Malcolm Shaun Foyle, trading as S Foyle and Son, failed to report the incident to the Health and Safety Executive (HSE).
The driver sustained several injuries, including a shattered ankle, sheared tibia and fibia and head wounds in the incident, which took place in August 2017.
Swindon Magistrates' Court was told that the driver was helping to install a French drain -- a trench filled with gravel or rock or containing a perforated pipe, which redirects surface water and groundwater away from the area -- in a churchyard along with some roofing work.
The installation involved excavating a sump (a hole full of water), which would then be backfilled with aggregate.
As the driver was approaching the sump, he was unable to stop the 2.5 tonne dumper and drove into the excavation. He was tipped out of the vehicle and trapped beneath it.
The HSE found Foyle had no measures to prevent the excavation's collapse, anyone falling into it or vehicles being driven into it.

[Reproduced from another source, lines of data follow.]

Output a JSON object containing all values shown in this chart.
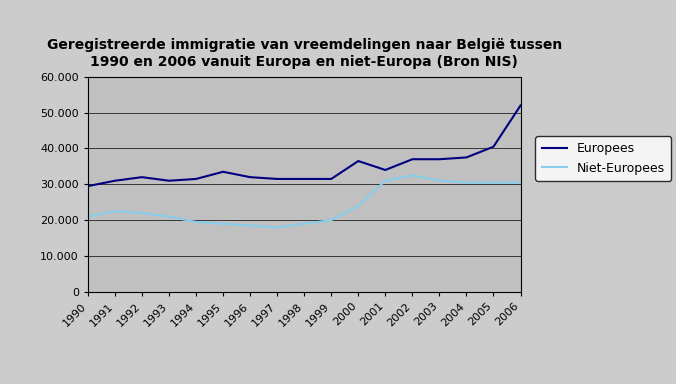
{
  "title": "Geregistreerde immigratie van vreemdelingen naar België tussen\n1990 en 2006 vanuit Europa en niet-Europa (Bron NIS)",
  "years": [
    1990,
    1991,
    1992,
    1993,
    1994,
    1995,
    1996,
    1997,
    1998,
    1999,
    2000,
    2001,
    2002,
    2003,
    2004,
    2005,
    2006
  ],
  "europees": [
    29500,
    31000,
    32000,
    31000,
    31500,
    33500,
    32000,
    31500,
    31500,
    31500,
    36500,
    34000,
    37000,
    37000,
    37500,
    40500,
    52000
  ],
  "niet_europees": [
    21000,
    22500,
    22000,
    21000,
    19500,
    19000,
    18500,
    18000,
    19000,
    20000,
    24000,
    31000,
    32500,
    31000,
    30500,
    30500,
    30500
  ],
  "europees_color": "#000080",
  "niet_europees_color": "#87CEEB",
  "plot_bg_color": "#C0C0C0",
  "outer_bg_left": "#D8D8D8",
  "outer_bg_right": "#B8B8B8",
  "ylim": [
    0,
    60000
  ],
  "yticks": [
    0,
    10000,
    20000,
    30000,
    40000,
    50000,
    60000
  ],
  "ytick_labels": [
    "0",
    "10.000",
    "20.000",
    "30.000",
    "40.000",
    "50.000",
    "60.000"
  ],
  "legend_europees": "Europees",
  "legend_niet_europees": "Niet-Europees",
  "title_fontsize": 10,
  "tick_fontsize": 8,
  "legend_fontsize": 9
}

The builder pleaded guilty to breaching s 2(1) of the Health and Safety at Work Act and reg 4(1) of the Reporting of Injuries, Diseases and Dangerous Occurrences Regulations 2013. Foyle has been fined £1,685 and must pay £1,166 costs.
In March 2010, Foyle was ordered to pay £3,000 in fines and prosecution costs after two of his employees fell from the upper storey of a building when a temporary work platform collapsed above a stairwell during work in Salisbury on 15 August 2018. One of the workers sustained a fracture.